Die §§ 48 bis 51 VwVfG sind auf einen Umlegungsplan grundsätzlich nicht anwendbar.

Tenor:

Die Revision des Beteiligten zu 1) gegen das Urteil des 16. Zivilsenats - Senat für Baulandsachen - des Oberlandesgerichts Hamm vom 14. November 1985 - 16 U (Baul) 11/83 - wird nicht angenommen.

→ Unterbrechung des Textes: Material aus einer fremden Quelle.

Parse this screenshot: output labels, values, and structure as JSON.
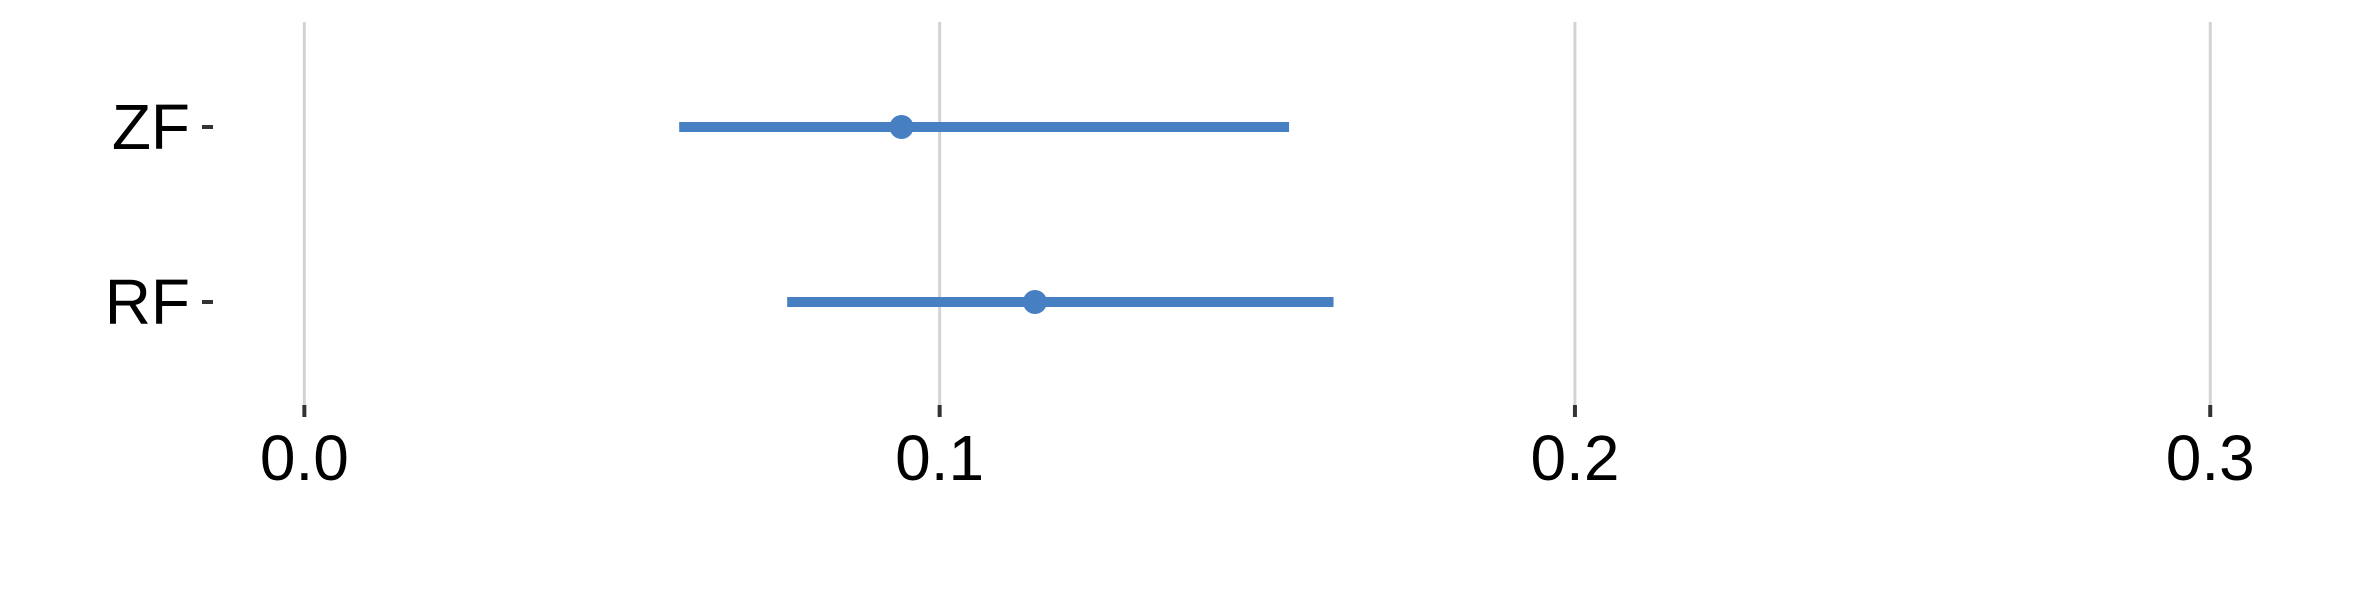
{
  "chart_data": {
    "type": "forest",
    "title": "",
    "xlabel": "",
    "ylabel": "",
    "xlim": [
      -0.018,
      0.322
    ],
    "xticks": [
      "0.0",
      "0.1",
      "0.2",
      "0.3"
    ],
    "xtick_values": [
      0.0,
      0.1,
      0.2,
      0.3
    ],
    "grid": true,
    "legend": "none",
    "color": "#4680C2",
    "rows": [
      {
        "label": "ZF",
        "estimate": 0.094,
        "lower": 0.059,
        "upper": 0.155
      },
      {
        "label": "RF",
        "estimate": 0.115,
        "lower": 0.076,
        "upper": 0.162
      }
    ]
  }
}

Der Beteiligte zu 1) trägt die Kosten des Revisionsverfahrens (§ 97 Abs. 1 ZPO, § 161 Abs. 1 BBauG).

Streitwert: 50.000,- DM.

Gründe

1

Die Rechtssache hat keine grundsätzliche Bedeutung (§ 554 b ZPO); die Revision bietet keine hinreichende Aussicht auf Erfolg.

2

Der unanfechtbare Umlegungsplan vom 22. Mai 1980 kann nach § 73 BBauG nur geändert werden, wenn

  1. 1.

    der Bebauungsplan geändert wird,

  2. 2.

    eine rechtskräftige Entscheidung eines Gerichts die Änderung notwendig macht (dabei kann es sich nicht um eine Entscheidung handeln, die auf die Anfechtung einzelner Festsetzungen des Umlegungsplans ergangen ist - Senatsurteil vom 20. November 1980 - III ZR 35/79 - DVBl. 1981, 395, 397) oder

  3. 3.

    die Beteiligten mit der Änderung einverstanden sind.

3

Diese Voraussetzungen liegen ersichtlich nicht vor.

4

Daneben kommt eine Rücknahme des Umlegungsplans nach §§ 48 ff. - wie sie der Beteiligte zu 1) erstrebt - nicht in Betracht.

5

Zwar erwachsen Verwaltungsakte grundsätzlich - anders als Gerichtsurteile - nicht in Rechtskraft, sondern lediglich in Bestandskraft. Dies bedeutet, daß ein Verwaltungsakt zwar unanfechtbar sein, trotzdem aber geändert werden kann. Die hierfür zur Verfügung stehenden Möglichkeiten nach §§ 48 bis 51 VwVfG (Rücknahme, Widerruf, Wiederaufgreifen des Verfahrens) sind jedoch auf den Umlegungsplan wegen seiner besonderen komplexen Struktur und seiner privatrechtsgestaltenden Wirkung grundsätzlich nicht anwendbar. Der Umlegungsplan kann nur unter den Voraussetzungen des § 73 BBauG oder durch ein erneutes Umlegungsverfahren geändert werden (so auch Battis/Krantzberger/Löhr BBauG § 73 Rdn. 1; Schrödter BBauG 4. Aufl. Rdn. 1 und wohl auch Schlichter/Stich/Tittel BBauG 3. Aufl. § 73 Rdn. 1). § 73 BBauG enthält eine abschließende Regelung, die dem Verwaltungsverfahrensgesetz vorgeht (s. § 1 Abs. 1 und 2 VwVfG).

Streitwertbeschluss:

Streitwert: 50.000,- DM.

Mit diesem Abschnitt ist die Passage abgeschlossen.